Смотрели с удивлением друг на друга две женщины, две костюмерши из Посредрабиса – обе убитые солдатами на экране.
– Нет, это удивительно, – сказала наконец одна из них, – мне просто не верится, что ты – это ты, а не та…
– Мне самой странно, а на тебя я смотрела и думала – боже мой, неужели это Соня… – и обе улыбнулись.
– Что ж, товарищи, – сказал наконец Сажин, – поздравляю вас всех… – И он пошел, надевая на ходу шинель и фуражку, становиться в очередь на следующий сеанс.
И снова пламенел на черно-белом экране алый флаг, и снова взрывался аплодисментами зал… И снова падала убитая женщина, и плетеная коляска с ребенком неслась вниз по лестнице, и зал кинотеатра отвечал криками и стонами. И снова поднималась с сыном на руках Клавдия, навстречу солдатам. И Сажин, вытянувшись вперед, всматривался в ее лицо.
– Кто там? – спросил Глушко, подойдя к двери и открыв ее.
На улице, освещенный упавшим из квартиры светом, стоял Сажин.
– Что ты? Что случилось?… – с недоумением спросил Глушко.
Сажин шагнул к нему и изо всех сил обнял.
– Да ты что… да что случилось? Пусти… ребра поломаешь… – старался освободиться Глушко.
Сияющий Сажин отпустил его наконец и скинул фуражку.
– Пустишь к себе или одевайся, выходи…
– Да ты что, ошалел, что ли? Ночь… Ну, заходи, черт с тобой, ребята спят, Настя в кровати… заходи, ладно, раз такое дело…
– Будем шепотом… – сказал Сажин, скинул шинель, вошел в комнату. – Здравствуйте, Настя! – действительно шепотом сказал он, но так тряхнул ее руку, что Настя громко вскрикнула, и дети проснулись. Сажин возбужденно заходил по комнате.
– Ну, валяй выкладывай, случилось что-нибудь? – спросил Глушко.
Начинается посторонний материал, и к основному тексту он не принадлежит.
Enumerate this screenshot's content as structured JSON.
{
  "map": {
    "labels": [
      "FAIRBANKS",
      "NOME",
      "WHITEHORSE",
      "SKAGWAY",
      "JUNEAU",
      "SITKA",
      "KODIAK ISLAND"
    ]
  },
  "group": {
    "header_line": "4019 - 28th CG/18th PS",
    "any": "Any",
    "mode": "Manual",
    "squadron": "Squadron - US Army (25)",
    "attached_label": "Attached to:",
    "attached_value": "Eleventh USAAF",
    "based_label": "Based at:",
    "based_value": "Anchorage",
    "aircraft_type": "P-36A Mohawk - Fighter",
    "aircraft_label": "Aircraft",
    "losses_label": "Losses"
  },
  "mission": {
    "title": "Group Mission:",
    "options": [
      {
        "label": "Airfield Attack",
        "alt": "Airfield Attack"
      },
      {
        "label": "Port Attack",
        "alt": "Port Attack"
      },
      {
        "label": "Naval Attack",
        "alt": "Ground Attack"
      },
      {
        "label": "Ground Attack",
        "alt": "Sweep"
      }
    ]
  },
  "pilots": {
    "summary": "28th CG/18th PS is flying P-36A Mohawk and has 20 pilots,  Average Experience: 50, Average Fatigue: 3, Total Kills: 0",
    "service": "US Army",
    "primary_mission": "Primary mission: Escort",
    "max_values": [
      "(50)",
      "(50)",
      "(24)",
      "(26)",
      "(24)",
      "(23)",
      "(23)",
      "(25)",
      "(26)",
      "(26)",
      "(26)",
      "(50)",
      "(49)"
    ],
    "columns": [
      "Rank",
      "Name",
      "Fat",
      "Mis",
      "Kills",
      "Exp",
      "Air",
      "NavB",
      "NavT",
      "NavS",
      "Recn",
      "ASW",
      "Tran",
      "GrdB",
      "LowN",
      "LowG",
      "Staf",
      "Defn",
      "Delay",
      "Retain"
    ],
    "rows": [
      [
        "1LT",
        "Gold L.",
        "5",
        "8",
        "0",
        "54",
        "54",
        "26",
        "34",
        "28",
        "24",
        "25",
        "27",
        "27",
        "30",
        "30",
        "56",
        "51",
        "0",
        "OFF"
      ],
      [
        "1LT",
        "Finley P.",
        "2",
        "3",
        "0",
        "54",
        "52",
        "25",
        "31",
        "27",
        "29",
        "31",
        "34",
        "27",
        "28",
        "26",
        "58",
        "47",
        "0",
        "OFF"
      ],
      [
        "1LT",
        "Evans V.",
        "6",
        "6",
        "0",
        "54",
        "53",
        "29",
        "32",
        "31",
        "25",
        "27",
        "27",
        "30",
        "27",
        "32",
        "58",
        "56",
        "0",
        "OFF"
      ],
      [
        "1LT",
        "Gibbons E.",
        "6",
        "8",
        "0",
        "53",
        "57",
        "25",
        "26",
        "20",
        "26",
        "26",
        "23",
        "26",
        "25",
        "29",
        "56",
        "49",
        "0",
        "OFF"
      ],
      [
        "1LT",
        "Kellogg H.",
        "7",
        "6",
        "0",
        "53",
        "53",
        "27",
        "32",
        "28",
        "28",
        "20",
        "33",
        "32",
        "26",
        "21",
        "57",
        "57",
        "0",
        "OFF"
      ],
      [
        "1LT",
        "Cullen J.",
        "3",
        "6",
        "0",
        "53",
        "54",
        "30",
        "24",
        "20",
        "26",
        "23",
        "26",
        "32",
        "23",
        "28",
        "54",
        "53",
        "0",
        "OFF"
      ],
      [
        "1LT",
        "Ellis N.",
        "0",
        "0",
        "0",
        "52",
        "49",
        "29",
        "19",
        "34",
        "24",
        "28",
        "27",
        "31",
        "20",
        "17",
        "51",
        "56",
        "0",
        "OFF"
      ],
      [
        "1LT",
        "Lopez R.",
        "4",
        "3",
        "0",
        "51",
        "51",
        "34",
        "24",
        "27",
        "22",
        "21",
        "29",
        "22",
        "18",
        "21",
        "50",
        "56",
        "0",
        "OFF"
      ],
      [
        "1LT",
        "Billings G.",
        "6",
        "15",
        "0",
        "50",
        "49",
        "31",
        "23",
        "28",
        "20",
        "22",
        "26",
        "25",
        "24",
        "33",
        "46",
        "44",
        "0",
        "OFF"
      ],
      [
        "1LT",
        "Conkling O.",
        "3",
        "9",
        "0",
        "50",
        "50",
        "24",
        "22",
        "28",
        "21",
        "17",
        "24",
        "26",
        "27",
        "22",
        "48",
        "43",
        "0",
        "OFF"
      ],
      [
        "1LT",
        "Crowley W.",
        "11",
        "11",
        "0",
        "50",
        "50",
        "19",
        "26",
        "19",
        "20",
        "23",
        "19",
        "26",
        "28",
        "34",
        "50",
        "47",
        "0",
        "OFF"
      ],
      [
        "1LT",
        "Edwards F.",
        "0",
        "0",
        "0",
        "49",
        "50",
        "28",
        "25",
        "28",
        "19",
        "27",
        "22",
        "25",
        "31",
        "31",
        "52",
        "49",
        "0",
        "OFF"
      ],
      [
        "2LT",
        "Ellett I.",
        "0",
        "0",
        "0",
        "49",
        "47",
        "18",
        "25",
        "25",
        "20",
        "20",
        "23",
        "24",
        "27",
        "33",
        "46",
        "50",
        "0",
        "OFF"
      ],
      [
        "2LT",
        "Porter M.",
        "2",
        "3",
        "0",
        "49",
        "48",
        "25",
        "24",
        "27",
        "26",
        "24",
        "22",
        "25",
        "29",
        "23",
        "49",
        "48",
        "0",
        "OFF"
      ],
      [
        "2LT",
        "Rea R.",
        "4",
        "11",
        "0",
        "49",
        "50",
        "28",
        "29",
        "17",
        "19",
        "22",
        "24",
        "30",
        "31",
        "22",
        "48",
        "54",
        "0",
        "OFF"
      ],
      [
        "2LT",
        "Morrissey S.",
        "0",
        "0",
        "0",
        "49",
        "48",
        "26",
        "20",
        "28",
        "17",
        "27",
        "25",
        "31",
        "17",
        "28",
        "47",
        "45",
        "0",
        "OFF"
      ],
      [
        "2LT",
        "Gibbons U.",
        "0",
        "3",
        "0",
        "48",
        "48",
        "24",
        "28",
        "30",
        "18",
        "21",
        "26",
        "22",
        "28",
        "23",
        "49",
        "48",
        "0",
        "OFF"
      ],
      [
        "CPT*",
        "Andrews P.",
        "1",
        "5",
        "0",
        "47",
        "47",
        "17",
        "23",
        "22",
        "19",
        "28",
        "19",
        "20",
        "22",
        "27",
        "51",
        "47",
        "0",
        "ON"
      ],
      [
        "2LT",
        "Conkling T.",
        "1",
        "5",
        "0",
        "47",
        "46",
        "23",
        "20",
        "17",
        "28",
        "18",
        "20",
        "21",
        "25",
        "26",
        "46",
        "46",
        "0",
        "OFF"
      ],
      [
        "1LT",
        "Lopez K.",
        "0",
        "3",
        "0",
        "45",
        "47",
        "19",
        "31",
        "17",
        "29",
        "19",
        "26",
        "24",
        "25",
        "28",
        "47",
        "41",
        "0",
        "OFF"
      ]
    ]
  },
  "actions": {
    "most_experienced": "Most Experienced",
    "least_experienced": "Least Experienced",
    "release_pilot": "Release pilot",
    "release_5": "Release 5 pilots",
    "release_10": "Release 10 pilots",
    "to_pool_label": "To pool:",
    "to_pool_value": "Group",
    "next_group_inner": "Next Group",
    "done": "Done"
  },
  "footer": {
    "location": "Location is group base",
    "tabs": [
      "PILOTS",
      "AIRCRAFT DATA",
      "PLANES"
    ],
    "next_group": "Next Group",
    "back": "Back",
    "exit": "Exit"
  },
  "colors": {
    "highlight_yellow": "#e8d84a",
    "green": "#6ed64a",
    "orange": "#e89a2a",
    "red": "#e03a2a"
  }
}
Сажин остановился, взвихрил волосы.
– Случилось, – сказал он, – ты фильму нашу не смотрел еще – «Броненосец „Потемкин"»?
– Нет еще.
– Потому и спрашиваешь – что случилось? Видел бы – не спросил бы! В общем, одевайтесь и сейчас же идите в кино.
– Да ты что? Ночь на дворе.
– Да?… Ночь?… Ладно, завтра пойдете, – разрешил Сажин. – Это, братцы, такая вещь… просто революция… вот это кино, это я понимаю… Какой же я был дурак… до чего дурак… Кто бы мог думать… А наши посредрабисники… И женщину одну если б вы видели… там сына убили… – И, помолчав, Сажин сказал как бы уже самому себе: – Ах, черт меня возьми, черт меня возьми… – Сажин опомнился, заметил, что мальчишки не спят, смотрят на него во все глазенки. – Товарищи, простите, я, кажется, всех переполошил, детей разбудил, ах, черт возьми… пойду я…
И снова Сажин стоял у старой, покосившейся халупы за развалившимся забором. На этот раз он вошел в калитку и постучал в дверь. Никто не ответил. Затем из сарайчика в глубине двора вышла старуха.
– Клавка? – ответила она на вопрос Сажина. – Съехала. Давно съехала.
– Куда? Не знаете?
– Нет, милый, того не знаю. Не платила за квартиру – сколько ей ни говорю, а она: тетя Даша да тетя Даша, потерпите – нету, ну, нету денег… Я сама вижу, что нет, терпела, да всякому терпежу ведь конец бывает…
– Она, может быть, перебралась куда-нибудь тут же, в Одессе?
– Нет, милый, нет. Очень ее участковый донимал, что документу нет… куда-то поехала доли искать. Наймусь, говорит, в горничные. А кто ее с двумя добавлениями возьмет? Вот тут жила она…
Старуха открыла дверь в пристройку – тесный сарайчик, с крохотным – в ладонь – окошком. Земляной пол. В углу солома, покрытая рядном. Оглядывая это жалкое жилье, Сажин заметил на подоконнике бутылку с темной жидкостью. На приклеенной бумажке были написаны знакомые два слова «Грудной отвар».